Given that I like a lot of physical affection and do things with my friends that’d be considered as “romantic” to outsiders something I’ve really had to reconcile with is the notion of things being “inherently romantic”. There is no action that on its own is always romantic. Society can place romantic meanings on gestures and individuals can develop romantic associations with certain gestures but neither of those make something "inherently romantic".
For a long time I restrained myself from holding hands with my friends or laying in their lap because I thought they were too romantic for our relationship. Even though physical affection is the strongest way I show I care, I purposely withheld that and withdrew from my friends because I was worried about being read as romantic when they knew I wasn't.
And that sucks.
It wasn't until one of my friends sat me down and had to interrogate me and reassure that they were okay with me doing "traditionally romantic" things with them. That was one of the most freeing experiences conversations I'd had.

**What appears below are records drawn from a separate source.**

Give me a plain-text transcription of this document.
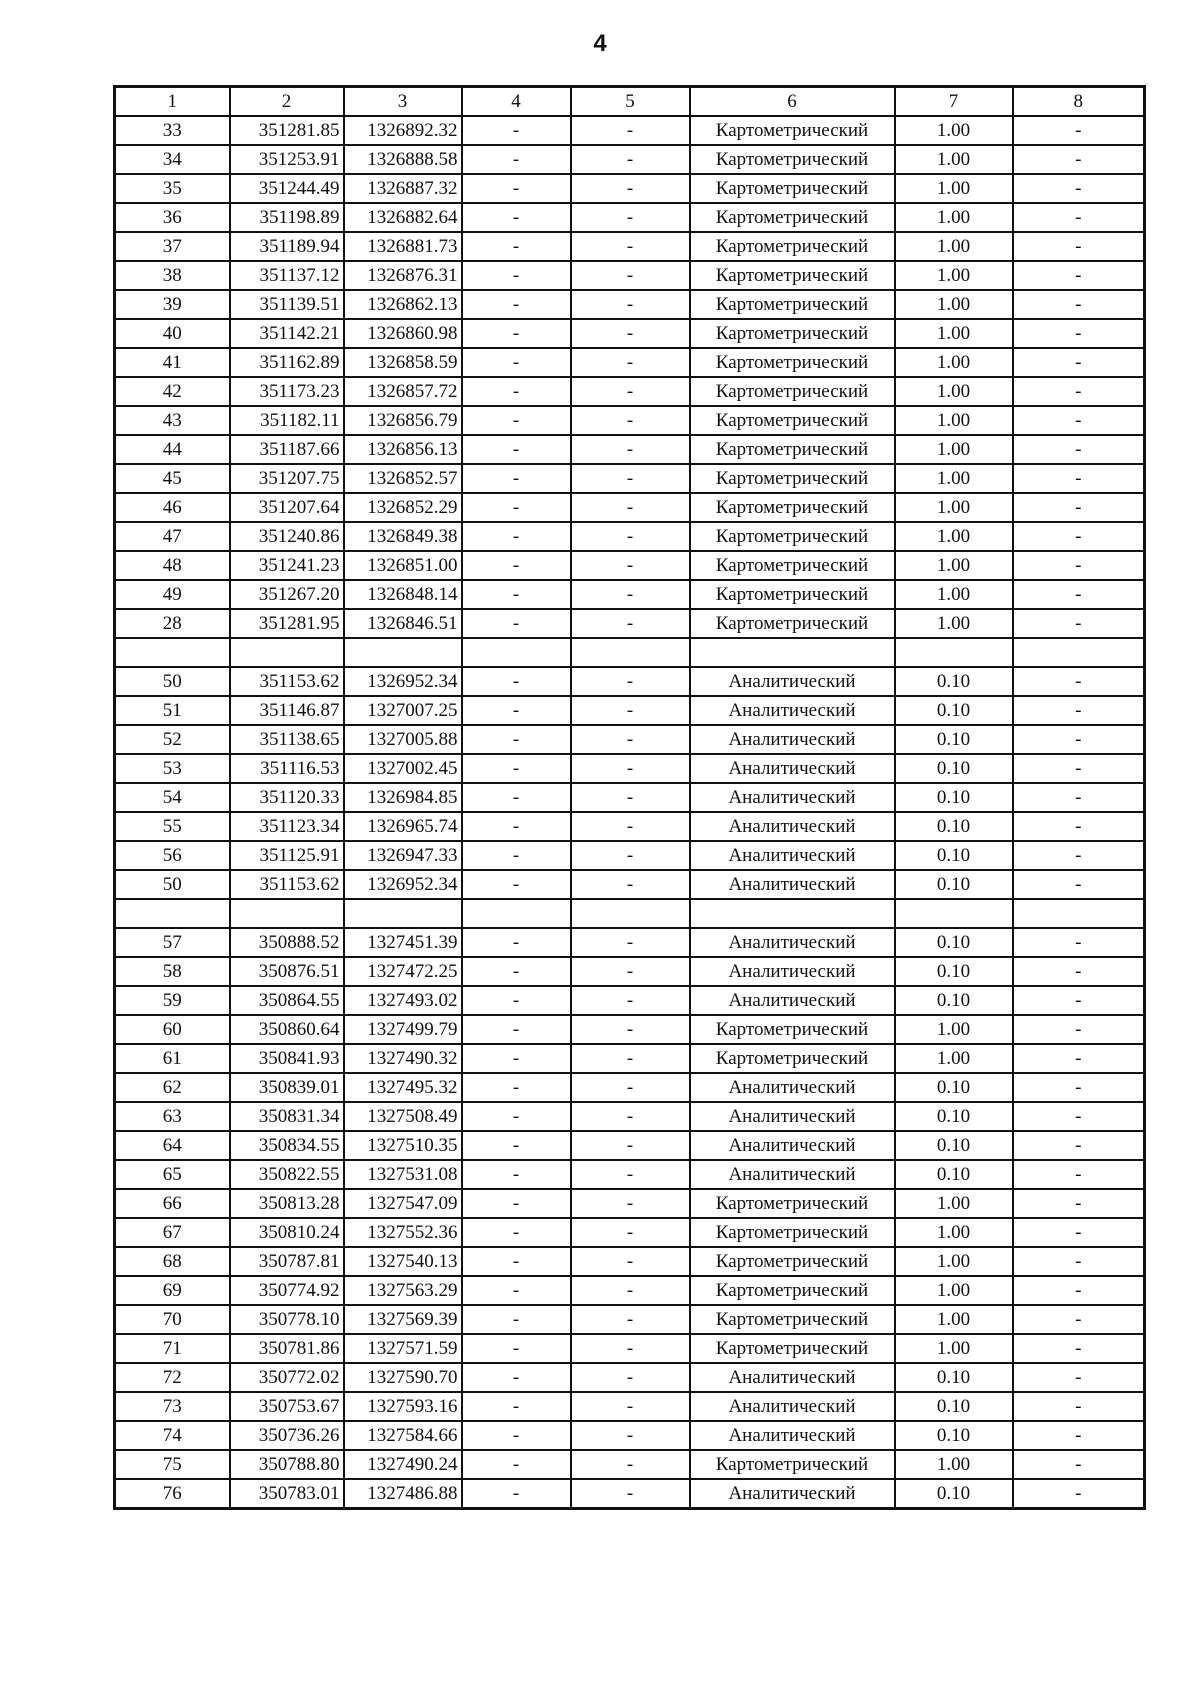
4
1	2	3	4	5	6	7	8
33	351281.85	1326892.32	-	-	Картометрический	1.00	-
34	351253.91	1326888.58	-	-	Картометрический	1.00	-
35	351244.49	1326887.32	-	-	Картометрический	1.00	-
36	351198.89	1326882.64	-	-	Картометрический	1.00	-
37	351189.94	1326881.73	-	-	Картометрический	1.00	-
38	351137.12	1326876.31	-	-	Картометрический	1.00	-
39	351139.51	1326862.13	-	-	Картометрический	1.00	-
40	351142.21	1326860.98	-	-	Картометрический	1.00	-
41	351162.89	1326858.59	-	-	Картометрический	1.00	-
42	351173.23	1326857.72	-	-	Картометрический	1.00	-
43	351182.11	1326856.79	-	-	Картометрический	1.00	-
44	351187.66	1326856.13	-	-	Картометрический	1.00	-
45	351207.75	1326852.57	-	-	Картометрический	1.00	-
46	351207.64	1326852.29	-	-	Картометрический	1.00	-
47	351240.86	1326849.38	-	-	Картометрический	1.00	-
48	351241.23	1326851.00	-	-	Картометрический	1.00	-
49	351267.20	1326848.14	-	-	Картометрический	1.00	-
28	351281.95	1326846.51	-	-	Картометрический	1.00	-

50	351153.62	1326952.34	-	-	Аналитический	0.10	-
51	351146.87	1327007.25	-	-	Аналитический	0.10	-
52	351138.65	1327005.88	-	-	Аналитический	0.10	-
53	351116.53	1327002.45	-	-	Аналитический	0.10	-
54	351120.33	1326984.85	-	-	Аналитический	0.10	-
55	351123.34	1326965.74	-	-	Аналитический	0.10	-
56	351125.91	1326947.33	-	-	Аналитический	0.10	-
50	351153.62	1326952.34	-	-	Аналитический	0.10	-

57	350888.52	1327451.39	-	-	Аналитический	0.10	-
58	350876.51	1327472.25	-	-	Аналитический	0.10	-
59	350864.55	1327493.02	-	-	Аналитический	0.10	-
60	350860.64	1327499.79	-	-	Картометрический	1.00	-
61	350841.93	1327490.32	-	-	Картометрический	1.00	-
62	350839.01	1327495.32	-	-	Аналитический	0.10	-
63	350831.34	1327508.49	-	-	Аналитический	0.10	-
64	350834.55	1327510.35	-	-	Аналитический	0.10	-
65	350822.55	1327531.08	-	-	Аналитический	0.10	-
66	350813.28	1327547.09	-	-	Картометрический	1.00	-
67	350810.24	1327552.36	-	-	Картометрический	1.00	-
68	350787.81	1327540.13	-	-	Картометрический	1.00	-
69	350774.92	1327563.29	-	-	Картометрический	1.00	-
70	350778.10	1327569.39	-	-	Картометрический	1.00	-
71	350781.86	1327571.59	-	-	Картометрический	1.00	-
72	350772.02	1327590.70	-	-	Аналитический	0.10	-
73	350753.67	1327593.16	-	-	Аналитический	0.10	-
74	350736.26	1327584.66	-	-	Аналитический	0.10	-
75	350788.80	1327490.24	-	-	Картометрический	1.00	-
76	350783.01	1327486.88	-	-	Аналитический	0.10	-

It's odd to put into words just how much it meant for me to be told that I didn't have to self-restrain myself because of what others think about our relationship. We know its not romantic --who cares what others think???
My aromanticism is not a soft suffering waiting for you to shape it, lovingly, into something you can pity. I am not seeking your tender validation.
I do not need you to explain love to me.
Were we not hand fed the same dreams, the same wishes? Were we not given the same template, told to fill in the blanks with the same values? I've spent all my life being forced into the shape of someone like you.
I know what love is.
Let me explain lovelessness to you.
Let me press my hands deep into something you never questioned and let me break it open. Let me show you the rugged edges, the sharp teeth buried inside. If I bare my heart to you, will you see me as human?
My aromanticism is wrapped in bitter sharp barbed wire edges. You may lay your hands upon me but beware of shaping me.